As for male writers and subsequent fanfic/posthumous series continuations, does Don Pendleton count? I dunno how much of that Mack Bolan fanbase is based on the character rather than the writer and how that affects our thesis. Or, for that matter, what our thesis actually was.

We had a thesis, right?


Typo Boy - Mar 26, 2006 5:43:54 pm PST #272 of 28061
Calli: My people have a saying. A man who trusts can never be betrayed, only mistaken.Avon: Life expectancy among your people must be extremely short.

I agree with the love of Tanith Lee at her best. Also, even at her worst, Tanith Lee seldom had Mary Sues.

I suppose Azhrarn comes close as the ultimate evil/dom/cruel/super-sexy bastard. She did come close to a flaw one sometimes sees in fan fiction when after he died she obviously could not bear to let him stay dead.
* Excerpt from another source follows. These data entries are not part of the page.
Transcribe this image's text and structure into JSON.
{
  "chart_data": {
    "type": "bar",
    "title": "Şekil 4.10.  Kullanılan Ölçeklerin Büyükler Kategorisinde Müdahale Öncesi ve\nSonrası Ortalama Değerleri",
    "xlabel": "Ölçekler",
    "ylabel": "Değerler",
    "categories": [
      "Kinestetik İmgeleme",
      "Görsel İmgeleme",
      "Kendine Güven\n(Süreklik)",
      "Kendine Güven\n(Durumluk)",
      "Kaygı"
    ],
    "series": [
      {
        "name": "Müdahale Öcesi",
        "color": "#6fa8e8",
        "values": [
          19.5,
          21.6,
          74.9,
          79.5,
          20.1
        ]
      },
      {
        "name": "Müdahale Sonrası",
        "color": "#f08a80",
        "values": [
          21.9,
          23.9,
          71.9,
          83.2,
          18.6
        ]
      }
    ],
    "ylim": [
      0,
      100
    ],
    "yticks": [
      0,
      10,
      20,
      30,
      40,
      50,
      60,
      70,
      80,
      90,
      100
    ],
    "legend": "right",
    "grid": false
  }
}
But on the other hand the resurrection was handled so well that you almost did not notice that letting him stay dead would have made for a better story I'm guessing that she fell in love with her own character in exactly the way that fan fiction writers often do.


Connie Neil - Mar 26, 2006 6:27:53 pm PST #273 of 28061
brillig

The difference with Anne McC, MZB, and Andre Norton is that they actually gave cover credit to their ghosts.

Indeed. I also figured Andre needed the ghosts because, being older than God, she wasn't quite up to the workload.